While hydrocarbon solvents such as alkanes are ineffective
in extraction
of polar substances such as phenols from water, polymeric alkanes
such as poly(α-olefin)s (PAOs) when modified with phase-anchored
hydrogen bond-accepting polyisobutylene (PIB) additives can be designed
so that these hydrocarbon solvent systems efficiently extract many
phenols from water. Phenols such as bisphenol-A (BPA), 4-chlorophenol,
2,4-dichlorophenol, 2-naphthol, and alkyl- or aryl-substituted phenols
are sequestered from water with >95% efficiency. For example, using
a PIB oligomer with imidazole as a terminal group as an additive at
a concentration of 0.1 M in a PAO that is a hydrogenated trimer of
1-decene (PAO432), >99% of the BPA present in an aqueous
solution of deionized water containing 200 mg of BPA/L of water is
extracted into the PAO phase. With PIB-imidazole in PAO432 at 0.6 or 1.0 M, an array of other chlorinated, brominated, and
alkylated phenols, which were typically initially present between
200 and 500 mg/L water, were additionally extracted with >95% efficiency.
Using 0.3 M PIB-imidazole in PAO432, other bisphenols such
as phenolphthalein and fluorescein at concentrations of ca. 3 mg/L
in water could be reduced to concentrations of <20 or 2 μg/L,
respectively. While very polar phenols with methoxy, hydroxy, and
amino substituents are less efficiently extracted, most of these phenols
could ultimately be extracted and sequestered with >80% efficiency.

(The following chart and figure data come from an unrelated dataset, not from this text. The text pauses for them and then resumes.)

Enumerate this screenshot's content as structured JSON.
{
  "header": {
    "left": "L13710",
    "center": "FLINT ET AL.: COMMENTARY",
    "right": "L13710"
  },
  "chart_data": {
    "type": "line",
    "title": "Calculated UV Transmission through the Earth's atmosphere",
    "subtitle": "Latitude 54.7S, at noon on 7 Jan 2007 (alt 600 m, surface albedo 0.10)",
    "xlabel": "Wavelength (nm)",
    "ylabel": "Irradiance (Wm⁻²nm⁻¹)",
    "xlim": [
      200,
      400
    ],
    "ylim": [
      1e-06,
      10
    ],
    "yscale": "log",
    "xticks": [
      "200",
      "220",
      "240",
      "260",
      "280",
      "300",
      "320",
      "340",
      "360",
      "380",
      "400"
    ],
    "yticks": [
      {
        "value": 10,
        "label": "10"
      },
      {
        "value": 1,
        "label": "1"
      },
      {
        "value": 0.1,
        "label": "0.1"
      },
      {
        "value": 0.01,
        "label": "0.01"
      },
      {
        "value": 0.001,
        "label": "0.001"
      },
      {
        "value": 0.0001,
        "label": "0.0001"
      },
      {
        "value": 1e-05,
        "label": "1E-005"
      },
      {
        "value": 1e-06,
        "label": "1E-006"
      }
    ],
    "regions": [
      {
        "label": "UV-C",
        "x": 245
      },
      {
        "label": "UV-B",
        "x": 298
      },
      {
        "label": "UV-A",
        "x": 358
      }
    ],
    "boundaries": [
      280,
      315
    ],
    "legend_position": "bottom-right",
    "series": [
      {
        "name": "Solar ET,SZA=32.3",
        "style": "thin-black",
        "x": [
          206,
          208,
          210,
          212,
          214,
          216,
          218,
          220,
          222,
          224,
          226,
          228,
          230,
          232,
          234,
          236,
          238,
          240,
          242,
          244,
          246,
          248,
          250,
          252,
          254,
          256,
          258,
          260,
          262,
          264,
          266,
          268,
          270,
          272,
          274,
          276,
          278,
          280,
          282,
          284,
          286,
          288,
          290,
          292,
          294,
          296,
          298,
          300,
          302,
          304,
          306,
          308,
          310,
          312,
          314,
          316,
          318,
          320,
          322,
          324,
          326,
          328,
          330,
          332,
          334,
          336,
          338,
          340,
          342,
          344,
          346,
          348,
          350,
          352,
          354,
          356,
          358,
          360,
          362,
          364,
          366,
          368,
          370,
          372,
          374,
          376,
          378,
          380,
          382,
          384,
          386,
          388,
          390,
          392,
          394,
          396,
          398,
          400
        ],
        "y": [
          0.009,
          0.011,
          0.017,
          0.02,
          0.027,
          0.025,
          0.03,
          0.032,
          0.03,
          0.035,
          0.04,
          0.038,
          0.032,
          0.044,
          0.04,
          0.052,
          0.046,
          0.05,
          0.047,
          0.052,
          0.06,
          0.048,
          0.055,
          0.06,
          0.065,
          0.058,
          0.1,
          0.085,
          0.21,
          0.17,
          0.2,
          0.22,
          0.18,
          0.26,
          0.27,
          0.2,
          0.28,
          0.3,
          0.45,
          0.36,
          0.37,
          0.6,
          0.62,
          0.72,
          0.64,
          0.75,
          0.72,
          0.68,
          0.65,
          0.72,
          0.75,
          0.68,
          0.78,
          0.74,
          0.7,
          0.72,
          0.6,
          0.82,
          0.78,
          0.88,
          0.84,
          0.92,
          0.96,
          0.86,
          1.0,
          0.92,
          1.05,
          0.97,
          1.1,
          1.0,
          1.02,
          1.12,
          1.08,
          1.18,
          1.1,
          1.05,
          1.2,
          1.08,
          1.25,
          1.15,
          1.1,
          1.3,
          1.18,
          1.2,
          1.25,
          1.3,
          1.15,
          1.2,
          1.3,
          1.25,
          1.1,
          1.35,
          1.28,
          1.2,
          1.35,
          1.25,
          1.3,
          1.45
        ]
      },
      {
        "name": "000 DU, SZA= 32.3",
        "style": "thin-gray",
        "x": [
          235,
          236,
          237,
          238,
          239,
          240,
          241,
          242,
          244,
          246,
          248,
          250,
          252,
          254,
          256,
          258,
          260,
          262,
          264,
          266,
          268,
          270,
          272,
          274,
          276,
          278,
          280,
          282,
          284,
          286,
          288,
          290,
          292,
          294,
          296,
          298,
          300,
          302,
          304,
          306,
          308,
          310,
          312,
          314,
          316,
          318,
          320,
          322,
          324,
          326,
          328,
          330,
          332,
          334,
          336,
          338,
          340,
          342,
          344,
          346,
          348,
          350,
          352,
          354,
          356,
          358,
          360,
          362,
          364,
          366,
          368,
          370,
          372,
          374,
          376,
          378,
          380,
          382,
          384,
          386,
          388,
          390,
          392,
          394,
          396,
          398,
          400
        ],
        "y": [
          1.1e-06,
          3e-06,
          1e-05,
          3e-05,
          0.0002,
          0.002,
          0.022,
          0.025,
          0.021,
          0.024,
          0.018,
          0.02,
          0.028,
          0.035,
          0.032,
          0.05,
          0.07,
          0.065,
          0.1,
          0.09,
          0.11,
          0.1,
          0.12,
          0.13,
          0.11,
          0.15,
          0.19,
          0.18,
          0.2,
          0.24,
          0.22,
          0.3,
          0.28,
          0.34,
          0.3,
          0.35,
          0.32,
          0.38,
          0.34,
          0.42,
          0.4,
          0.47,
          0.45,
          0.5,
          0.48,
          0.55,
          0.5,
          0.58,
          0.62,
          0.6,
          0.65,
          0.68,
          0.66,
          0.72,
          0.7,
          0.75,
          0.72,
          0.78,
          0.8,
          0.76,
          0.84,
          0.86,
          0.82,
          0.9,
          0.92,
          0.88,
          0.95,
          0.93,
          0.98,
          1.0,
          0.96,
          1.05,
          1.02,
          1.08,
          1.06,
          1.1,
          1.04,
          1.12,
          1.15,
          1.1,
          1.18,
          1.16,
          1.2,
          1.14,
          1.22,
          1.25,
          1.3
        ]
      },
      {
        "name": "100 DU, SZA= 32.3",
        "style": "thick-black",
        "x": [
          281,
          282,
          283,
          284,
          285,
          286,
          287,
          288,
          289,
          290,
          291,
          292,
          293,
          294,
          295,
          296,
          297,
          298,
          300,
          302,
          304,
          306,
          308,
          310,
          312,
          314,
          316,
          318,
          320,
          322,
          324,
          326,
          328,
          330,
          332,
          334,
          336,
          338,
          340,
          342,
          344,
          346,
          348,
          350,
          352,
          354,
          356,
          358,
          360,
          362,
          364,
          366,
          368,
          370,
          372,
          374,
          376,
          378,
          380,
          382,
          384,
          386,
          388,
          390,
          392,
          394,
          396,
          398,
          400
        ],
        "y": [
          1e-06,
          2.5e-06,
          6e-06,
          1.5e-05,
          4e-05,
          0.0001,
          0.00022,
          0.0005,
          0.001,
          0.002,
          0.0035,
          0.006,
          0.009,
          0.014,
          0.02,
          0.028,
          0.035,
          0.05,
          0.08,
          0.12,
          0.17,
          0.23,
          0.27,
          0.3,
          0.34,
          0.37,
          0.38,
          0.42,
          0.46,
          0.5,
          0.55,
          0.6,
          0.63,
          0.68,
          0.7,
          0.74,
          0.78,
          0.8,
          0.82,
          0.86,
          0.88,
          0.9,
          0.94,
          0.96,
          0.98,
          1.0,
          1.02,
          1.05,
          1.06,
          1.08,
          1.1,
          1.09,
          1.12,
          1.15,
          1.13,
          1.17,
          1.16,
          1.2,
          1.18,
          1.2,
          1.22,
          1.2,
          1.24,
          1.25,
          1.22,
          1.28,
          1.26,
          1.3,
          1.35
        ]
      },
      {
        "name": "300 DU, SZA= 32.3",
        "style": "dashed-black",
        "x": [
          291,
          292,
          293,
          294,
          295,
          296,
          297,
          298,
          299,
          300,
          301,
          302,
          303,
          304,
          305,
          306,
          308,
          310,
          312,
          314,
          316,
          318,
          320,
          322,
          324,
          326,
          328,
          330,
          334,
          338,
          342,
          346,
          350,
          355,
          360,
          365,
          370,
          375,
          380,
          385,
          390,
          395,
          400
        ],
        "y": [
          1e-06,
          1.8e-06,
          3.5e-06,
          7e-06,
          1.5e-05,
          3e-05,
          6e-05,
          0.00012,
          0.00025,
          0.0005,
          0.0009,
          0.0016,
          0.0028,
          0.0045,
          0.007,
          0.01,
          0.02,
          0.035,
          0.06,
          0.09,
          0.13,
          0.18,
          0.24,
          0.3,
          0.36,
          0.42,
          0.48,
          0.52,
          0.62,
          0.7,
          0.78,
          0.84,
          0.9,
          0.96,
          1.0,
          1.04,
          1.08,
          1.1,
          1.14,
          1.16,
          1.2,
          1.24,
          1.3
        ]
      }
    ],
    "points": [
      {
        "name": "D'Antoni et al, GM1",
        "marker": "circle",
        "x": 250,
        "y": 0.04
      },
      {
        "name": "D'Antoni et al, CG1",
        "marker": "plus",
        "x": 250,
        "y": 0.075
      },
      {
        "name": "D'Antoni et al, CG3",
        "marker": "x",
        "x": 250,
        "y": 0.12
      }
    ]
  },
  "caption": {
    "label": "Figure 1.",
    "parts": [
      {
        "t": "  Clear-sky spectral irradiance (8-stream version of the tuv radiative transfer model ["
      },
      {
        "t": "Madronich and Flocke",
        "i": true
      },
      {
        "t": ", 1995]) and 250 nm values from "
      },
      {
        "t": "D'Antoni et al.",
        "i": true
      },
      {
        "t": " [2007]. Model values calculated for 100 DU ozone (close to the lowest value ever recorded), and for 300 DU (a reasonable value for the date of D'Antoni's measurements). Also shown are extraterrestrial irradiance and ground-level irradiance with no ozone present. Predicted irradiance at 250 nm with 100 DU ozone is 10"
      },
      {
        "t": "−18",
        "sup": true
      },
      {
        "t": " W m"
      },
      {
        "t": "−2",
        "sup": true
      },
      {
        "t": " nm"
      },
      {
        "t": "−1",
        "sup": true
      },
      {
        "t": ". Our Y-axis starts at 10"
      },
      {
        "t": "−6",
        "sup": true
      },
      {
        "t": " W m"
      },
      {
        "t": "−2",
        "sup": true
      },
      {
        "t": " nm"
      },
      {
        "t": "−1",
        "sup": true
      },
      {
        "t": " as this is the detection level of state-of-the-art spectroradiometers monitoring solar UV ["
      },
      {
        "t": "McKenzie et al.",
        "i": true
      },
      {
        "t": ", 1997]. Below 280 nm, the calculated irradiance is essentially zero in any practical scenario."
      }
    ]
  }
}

PAO432/PIB-imidazole phases that contain sequestered phenol
can be recycled by mixing the PAO phase with solid NaOH. This regenerates
the starting PAO432/PIB-imidazole mixture. Recycling of
these nonvolatile PAO solvent systems for at least five cycles is
described. Substituted imidazoles bound to PIB were also shown to
be similarly effective sequestering agents for phenols.